Today was not a great day. I am running on very few hours of sleep and that began the downward spiral. I am battling my old demons today. I spent hours today focusing on my outward appearance, my skin, my weight, and so on and so on. It is such a burden and so insignificant. My god I have so many more important things to worry about. This brings me to my final realization tonight. If I focus on all the things that I don't like about myself than I don't have to think about what is really going on in my life. If I focus on how sad I am that I gained 5 lbs then I don't have to think about my son's medical problems. So I avoid. The cycle goes on and on. Yes, I am the type of person who is vocal about the events in my life. I will accept them and try and move on. I also know that I am human being. Sometimes it can be such a daunting task having so much on your plate, so I avoid. I avoid by obsessing on my appearance and all the other things that I am lacking. I believe it is also a self fulfilling prophecy. If I gain weight, if I don't pay a bill on time, if I turn in a letter to my son's school late, then I am a failure. I suppose this is a conversation I made up about myself years ago. So the more I look for something to feel bad about the more I get what I want. I get to validate my conversation about "who I am!"
I was feeling so low today and so I practiced loving myself. There is no better time to start loving yourself then when you are at the bottom. Everytime I walked past the mirror I would get sad. I would walk away and come back and say, "You are beautiful." I did this about 10 times today. I realized that it is so strange that practicing self love is such a struggle. I should wake up everyday and think I am beautiful, I am a wonderful mom, I am a great friend, and I deserve love. These things shouldn't be such a struggle. I am dedicated more than ever to make it through this.

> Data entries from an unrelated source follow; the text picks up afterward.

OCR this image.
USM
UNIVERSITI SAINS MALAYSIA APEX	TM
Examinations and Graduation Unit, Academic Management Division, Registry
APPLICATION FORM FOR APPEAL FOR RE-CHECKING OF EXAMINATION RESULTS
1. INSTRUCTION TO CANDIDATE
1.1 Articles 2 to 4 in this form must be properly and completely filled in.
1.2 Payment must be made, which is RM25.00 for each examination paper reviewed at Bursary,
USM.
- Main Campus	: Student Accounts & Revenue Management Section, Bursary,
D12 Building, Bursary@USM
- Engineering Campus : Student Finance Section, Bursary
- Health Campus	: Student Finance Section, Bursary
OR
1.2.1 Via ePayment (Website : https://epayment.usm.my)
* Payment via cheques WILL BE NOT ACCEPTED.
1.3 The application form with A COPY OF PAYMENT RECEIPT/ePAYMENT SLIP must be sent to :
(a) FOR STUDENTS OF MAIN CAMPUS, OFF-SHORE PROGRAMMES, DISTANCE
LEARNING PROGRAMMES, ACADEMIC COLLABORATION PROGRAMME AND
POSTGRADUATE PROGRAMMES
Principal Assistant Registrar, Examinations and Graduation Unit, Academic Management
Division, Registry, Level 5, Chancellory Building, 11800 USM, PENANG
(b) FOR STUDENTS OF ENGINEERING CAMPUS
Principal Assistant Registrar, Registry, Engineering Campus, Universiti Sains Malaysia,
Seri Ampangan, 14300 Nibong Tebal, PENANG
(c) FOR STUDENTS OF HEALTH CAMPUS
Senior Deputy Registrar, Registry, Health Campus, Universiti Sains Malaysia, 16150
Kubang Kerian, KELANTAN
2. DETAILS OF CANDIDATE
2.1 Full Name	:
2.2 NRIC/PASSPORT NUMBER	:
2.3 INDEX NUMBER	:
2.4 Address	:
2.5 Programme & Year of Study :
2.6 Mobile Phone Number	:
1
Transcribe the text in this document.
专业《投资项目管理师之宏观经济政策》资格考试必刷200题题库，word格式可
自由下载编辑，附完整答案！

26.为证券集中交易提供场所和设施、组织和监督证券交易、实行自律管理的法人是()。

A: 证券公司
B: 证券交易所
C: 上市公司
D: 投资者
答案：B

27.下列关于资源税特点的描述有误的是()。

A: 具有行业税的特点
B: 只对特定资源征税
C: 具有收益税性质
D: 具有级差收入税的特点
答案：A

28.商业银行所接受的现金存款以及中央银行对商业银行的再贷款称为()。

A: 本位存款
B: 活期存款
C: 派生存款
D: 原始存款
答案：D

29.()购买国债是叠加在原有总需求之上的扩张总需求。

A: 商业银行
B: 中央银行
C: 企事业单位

I am not just doing this for myself, although I am the driving force. I am also doing this for my children. I want to teach them through action that they are deserving of love, and perfect the way they are. I want to raise them to know that they are loved. I want them to know that they are deserving of all that life has to offer. This can't just be said in words, it must be put into practice daily. They have to see me setting an example for them. This is the best gift I could ever give to myself and my children.
I read this quote the other day. I found it beautiful so I decided to share it with all of you.
"Loving everything about yourself—even the parts you consider unacceptable—is an act of personal power. It is the beginning of healing."